September 9, 2010
Chicago Mayor Richard Daley, made infamous in March 2003 when he ordered huge trenches dug across Meigs Field in the middle of the night, announced Sept. 7 that he will not seek re-election. Although the airport was closed and turned into a park, AOPA President Craig Fuller has pledged to seek every opportunity to bring back Meigs Field.
Photo courtesy of Cris DeWitt.
“More than seven years have passed since Chicago’s Meigs Field was bulldozed under cover of darkness, but the airport has not been forgotten,” Fuller said. “Grassroots support for Meigs is still alive and many in the aviation community view Mayor Richard Daley’s decision not to run for re-election as a hopeful sign that the field could be restored.
“It would be premature for me to say that Meigs will be reopened,” Fuller continued, “but I can make this commitment on behalf of all those who have fought, and continue to fight: AOPA will fully investigate any opportunity to bring Meigs Field back.”
Daley announced his plans to close the airport located on Northerly Island in 1994, but AOPA led a campaign to save the airport and was one of many plaintiffs to file suits in federal and state courts to protect it. For five years, the association successfully worked with the Illinois legislature to prevent its closure. The airport was a solid revenue source for the city, generating $57 million a year in economic activity.
But Daley did not back down. On March 30, 2003, heavy equipment dug trenches in the shape of X’s on the runway, effectively shutting it down to all operations. Daley had ordered the move without giving notice to the FAA or based tenants. Pilots based at the airport had to get special permission from the FAA to use the parallel taxiway to take off and relocate their aircraft to a new facility.
The FAA ordered Chicago to pay $33,000 for destroying Meigs Field without providing the required 30 days notice. The agency also ordered the city to pay a $1 million fine because Daley diverted airport funds from Chicago’s O’Hare and Midway airports for the destruction of Meigs. The funds had to come from the city’s general revenue, not airport funds.
While the fines sent a strong message to the city—and other cities contemplating closing their airports—the city property was developed into a park. However, a few new measures were put in place to prevent this scenario from happening again.
AOPA lobbied for a new federal law, dubbed Meigs Legacy, to impose significant fines on any entity that closes an airport without providing proper notice to the FAA. The association created the AOPA Airport Support Network, which uses volunteers to alert AOPA of any threats to airports, during early debates over the fate of the field. Now, more than 2,000 volunteers serve as the eyes and ears of the association to promote, protect, and defend public-use airports nationwide.
Would it be possible for the park and a re-opened Meigs Field to coexist on Northerly Island? AOPA has airport success stories to prove it.

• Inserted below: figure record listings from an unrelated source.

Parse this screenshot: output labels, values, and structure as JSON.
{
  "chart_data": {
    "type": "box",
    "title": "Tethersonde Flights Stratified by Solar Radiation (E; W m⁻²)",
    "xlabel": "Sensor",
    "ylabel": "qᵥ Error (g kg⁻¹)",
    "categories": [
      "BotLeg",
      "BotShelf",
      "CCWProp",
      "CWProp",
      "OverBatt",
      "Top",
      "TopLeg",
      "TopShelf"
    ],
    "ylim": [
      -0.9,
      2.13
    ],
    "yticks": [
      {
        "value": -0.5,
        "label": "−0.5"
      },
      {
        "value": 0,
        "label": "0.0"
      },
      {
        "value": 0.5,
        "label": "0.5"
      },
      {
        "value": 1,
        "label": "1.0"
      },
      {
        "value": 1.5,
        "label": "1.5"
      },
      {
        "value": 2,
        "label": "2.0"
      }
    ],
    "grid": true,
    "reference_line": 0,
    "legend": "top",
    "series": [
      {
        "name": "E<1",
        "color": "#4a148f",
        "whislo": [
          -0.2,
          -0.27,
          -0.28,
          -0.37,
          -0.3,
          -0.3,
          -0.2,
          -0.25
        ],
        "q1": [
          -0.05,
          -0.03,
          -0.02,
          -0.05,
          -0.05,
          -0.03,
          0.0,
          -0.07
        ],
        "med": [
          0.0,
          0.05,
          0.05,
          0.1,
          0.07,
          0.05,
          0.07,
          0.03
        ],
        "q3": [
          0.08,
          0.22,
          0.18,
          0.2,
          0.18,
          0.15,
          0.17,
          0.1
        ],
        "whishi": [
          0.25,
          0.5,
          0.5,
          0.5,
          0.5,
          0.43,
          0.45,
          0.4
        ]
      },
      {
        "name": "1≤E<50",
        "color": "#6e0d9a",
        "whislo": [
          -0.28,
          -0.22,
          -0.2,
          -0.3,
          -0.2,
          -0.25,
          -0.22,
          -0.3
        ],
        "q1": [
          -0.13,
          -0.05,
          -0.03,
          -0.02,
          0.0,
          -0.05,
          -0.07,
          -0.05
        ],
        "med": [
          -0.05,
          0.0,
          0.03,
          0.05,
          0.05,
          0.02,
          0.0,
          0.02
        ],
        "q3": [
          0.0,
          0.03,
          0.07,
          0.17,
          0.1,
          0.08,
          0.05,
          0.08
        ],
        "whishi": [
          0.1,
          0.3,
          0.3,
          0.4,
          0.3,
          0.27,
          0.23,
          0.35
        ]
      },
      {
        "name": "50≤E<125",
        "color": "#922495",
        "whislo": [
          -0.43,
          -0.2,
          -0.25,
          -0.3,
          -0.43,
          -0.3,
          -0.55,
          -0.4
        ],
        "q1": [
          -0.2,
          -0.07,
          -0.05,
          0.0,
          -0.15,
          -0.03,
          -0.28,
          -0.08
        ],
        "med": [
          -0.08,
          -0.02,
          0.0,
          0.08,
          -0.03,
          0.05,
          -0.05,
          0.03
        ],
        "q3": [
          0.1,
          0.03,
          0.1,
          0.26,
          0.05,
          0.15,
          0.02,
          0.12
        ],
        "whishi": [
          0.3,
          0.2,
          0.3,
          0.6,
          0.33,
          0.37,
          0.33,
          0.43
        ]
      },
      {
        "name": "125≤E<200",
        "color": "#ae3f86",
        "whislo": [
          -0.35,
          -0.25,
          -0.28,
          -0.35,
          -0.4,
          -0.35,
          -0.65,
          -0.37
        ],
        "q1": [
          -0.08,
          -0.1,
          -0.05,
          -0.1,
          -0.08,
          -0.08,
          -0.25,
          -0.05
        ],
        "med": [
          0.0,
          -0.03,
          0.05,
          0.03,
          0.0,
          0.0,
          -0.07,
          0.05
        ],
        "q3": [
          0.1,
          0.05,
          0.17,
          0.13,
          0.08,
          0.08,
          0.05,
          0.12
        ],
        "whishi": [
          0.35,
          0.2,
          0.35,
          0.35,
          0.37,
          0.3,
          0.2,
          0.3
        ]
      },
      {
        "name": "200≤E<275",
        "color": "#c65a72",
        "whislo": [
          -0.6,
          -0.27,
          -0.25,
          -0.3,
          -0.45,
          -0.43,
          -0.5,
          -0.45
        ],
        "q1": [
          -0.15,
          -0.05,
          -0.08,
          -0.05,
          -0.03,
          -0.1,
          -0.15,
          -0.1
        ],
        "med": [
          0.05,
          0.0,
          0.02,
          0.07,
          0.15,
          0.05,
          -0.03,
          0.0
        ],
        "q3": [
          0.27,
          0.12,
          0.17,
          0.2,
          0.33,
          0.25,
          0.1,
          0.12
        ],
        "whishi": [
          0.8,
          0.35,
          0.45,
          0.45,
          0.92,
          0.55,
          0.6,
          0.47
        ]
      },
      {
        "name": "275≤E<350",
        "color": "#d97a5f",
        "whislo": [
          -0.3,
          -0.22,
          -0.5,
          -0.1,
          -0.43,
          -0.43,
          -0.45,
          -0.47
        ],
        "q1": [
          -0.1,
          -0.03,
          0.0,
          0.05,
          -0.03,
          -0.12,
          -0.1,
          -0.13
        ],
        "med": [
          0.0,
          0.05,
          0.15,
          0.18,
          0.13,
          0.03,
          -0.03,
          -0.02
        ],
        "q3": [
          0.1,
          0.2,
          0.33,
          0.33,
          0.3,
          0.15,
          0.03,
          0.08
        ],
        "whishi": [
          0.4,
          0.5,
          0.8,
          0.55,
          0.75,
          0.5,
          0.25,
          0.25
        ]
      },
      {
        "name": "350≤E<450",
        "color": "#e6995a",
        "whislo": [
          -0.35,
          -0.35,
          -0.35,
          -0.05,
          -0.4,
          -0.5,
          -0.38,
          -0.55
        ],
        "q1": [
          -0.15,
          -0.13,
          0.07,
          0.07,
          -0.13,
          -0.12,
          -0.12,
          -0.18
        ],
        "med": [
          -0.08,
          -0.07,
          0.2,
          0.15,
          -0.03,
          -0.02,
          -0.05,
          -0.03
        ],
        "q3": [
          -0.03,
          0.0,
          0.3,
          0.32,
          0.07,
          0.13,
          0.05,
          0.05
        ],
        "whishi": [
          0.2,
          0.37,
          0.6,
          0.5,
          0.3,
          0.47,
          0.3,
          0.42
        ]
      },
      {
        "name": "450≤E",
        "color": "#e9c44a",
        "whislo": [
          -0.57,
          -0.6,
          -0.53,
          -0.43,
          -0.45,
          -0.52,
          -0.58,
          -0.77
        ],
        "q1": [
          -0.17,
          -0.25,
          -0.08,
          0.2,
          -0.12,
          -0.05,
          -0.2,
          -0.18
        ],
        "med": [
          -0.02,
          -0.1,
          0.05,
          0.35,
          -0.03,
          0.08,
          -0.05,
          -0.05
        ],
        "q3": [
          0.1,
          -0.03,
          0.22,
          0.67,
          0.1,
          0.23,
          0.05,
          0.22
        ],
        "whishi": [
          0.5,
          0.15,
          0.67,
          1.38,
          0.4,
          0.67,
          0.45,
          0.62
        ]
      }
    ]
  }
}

Once-threatened Albert Whitted Airport in St. Petersburg, Fla., and Cincinnati-Blue Ash Airport in Cincinnati, Ohio, faced closure but now enjoy the support of their local elected officials and are becoming jewels to the cities. At Albert Whitted, a new general aviation terminal was recently opened, a new air traffic control tower is under construction, and the airport features a waterfront park.
FAA grant funding at Cincinnati-Blue Ash had expired in 2006, but AOPA worked with the Cincinnati and Blue Ash mayors, who had the power to close the airport, to save it and apply for a new federal grant that would require the airport remain open for another 20 years. Property near the airport is being developed into a Blue Ash city park that will also feature a performing arts center.
The airports and parks are win-win propositions for both cities. The cities keep green space and have a way to attract the community to the airports, and the airports continue to bring revenue to the area.
“Reopening Meigs Field, with its easy access to Chicago’s Loop, would make businesses in ‘the city that works’—as Mayor Daley’s father liked to refer to Chicago—work even more efficiently,” said Fuller. “AOPA fought hard first to prevent the closure of Meigs Field and then to pressure the mayor to reopen it. With new leadership coming to Chicago, we will work just as diligently to explore every opportunity that may bring Meigs back.”